Single by 41

from the EP 41 World: Not the Album
- Released: August 4, 2023
- Genre: Brooklyn drill
- Length: 2:40
- Label: RiteOrWrongKVH; Republic;
- Songwriters: Henry Fasheun; Jennifer Akpofure; Zaire Rivera;
- Producers: MCVertt; Synthetic;

41 singles chronology
| "Fetty" (2023) | "Bent" (2023) | "Strangers" (2023) |

Music video
- "Bent" on YouTube

= Bent (41 song) =

2023 single by 41, Kyle Richh and Jenn Carter featuring Tata

"Bent" is a song by American hip hop group 41, composed of rappers Kyle Richh, Jenn Carter and Tata. It was released on August 4, 2023, as the lead single from their EP 41 World: Not the Album (2023) and produced by MCVertt and Synthetic. An official remix of the song with American rapper Sexyy Red is featured on the album.
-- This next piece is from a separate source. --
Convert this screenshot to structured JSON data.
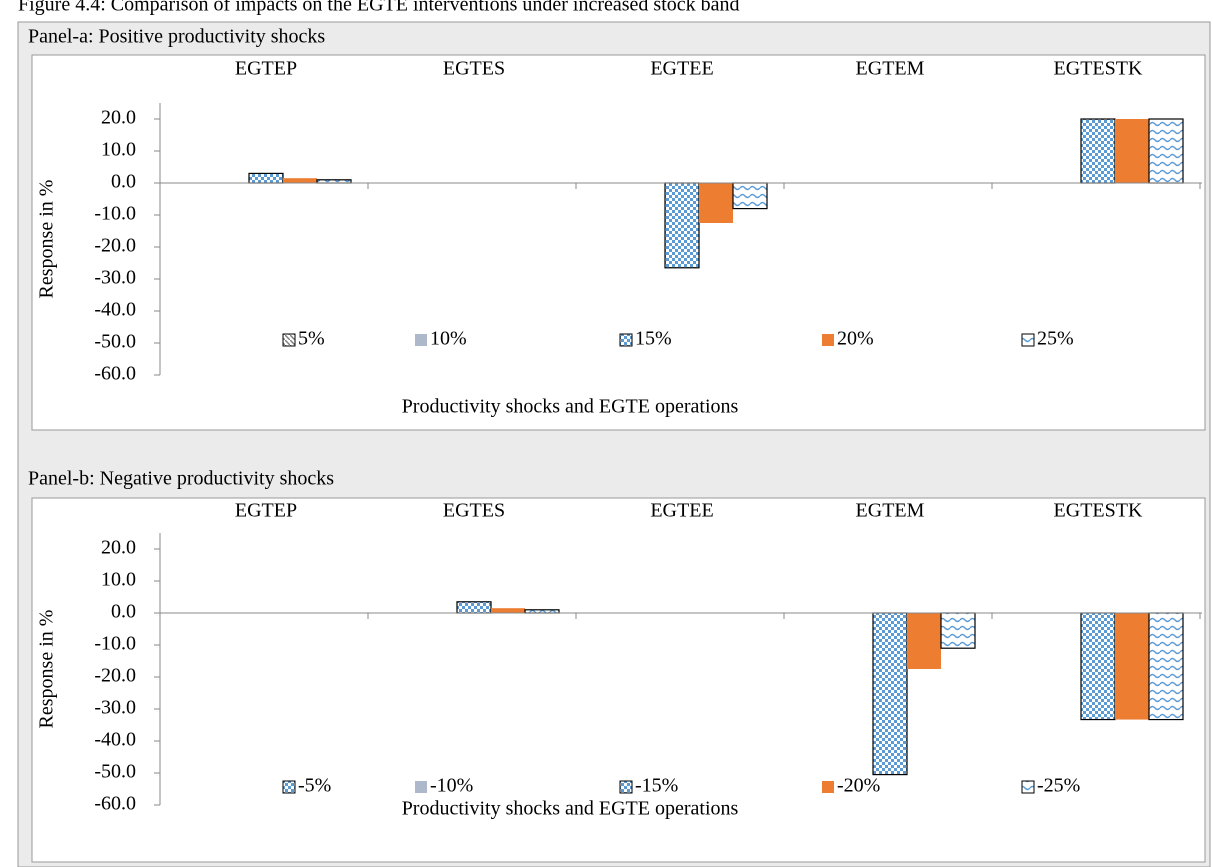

The track is considered the group's breakout hit and most successful song, amassing over 65 million streams by the end of 2023 and receiving nationwide radio airplay.

==Composition==
"Bent" combines elements of drill and Jersey club, featuring drums of the latter style and "slow grooving" synthesizers. The rap performances have been described as combining the "brash, no-holds-barred delivery of DMX with the quick-based bullet point flow of contemporary New York drill stars like Fivio Foreign".

==Critical reception==
Kyle Denis of Billboard commented the song "sits at the center of sample drill's danceability and genuinely impressive bars — an area in which Jenn Carter routinely shines brightest." Alphonse Pierre of Pitchfork wrote in his review of 41 World: Not the Album, "But there's nothing on 41 World comparable to lead single 'Bent,' one of the best New York rap songs of the year. Co-produced by L.A. journeyman Synthetic and MCVertt, one of the architects of the club rap revival in Newark, it has the contagious, house party-ready bounce and homegrown soul missing from so many trend-chasing club and drill fusions. Throughout the nearly three-minute track, 41 are connected at the hip, and the energy never lets up. And, of course, at the end of the tape there's a remix with Sexyy Red tacked on that I'll probably never listen to again willingly. It gets in the way of the best thing Brooklyn drill has to offer right now: Kyle Richh, Jenn Carter, and TaTa just hot potatoing the mic around."

==Charts==

Chart performance for "Bent"
| Chart (2023) | Peak position |
|---|---|
| US Bubbling Under Hot 100 Singles (Billboard) | 14 |
| US Hot R&B/Hip-Hop Songs (Billboard) | 37 |

==Certifications==

Certifications for "Bent"
| Region | Certification | Certified units/sales |
| United States (RIAA) | Platinum | 1,000,000^{‡} |
^{‡} Sales+streaming figures based on certification alone.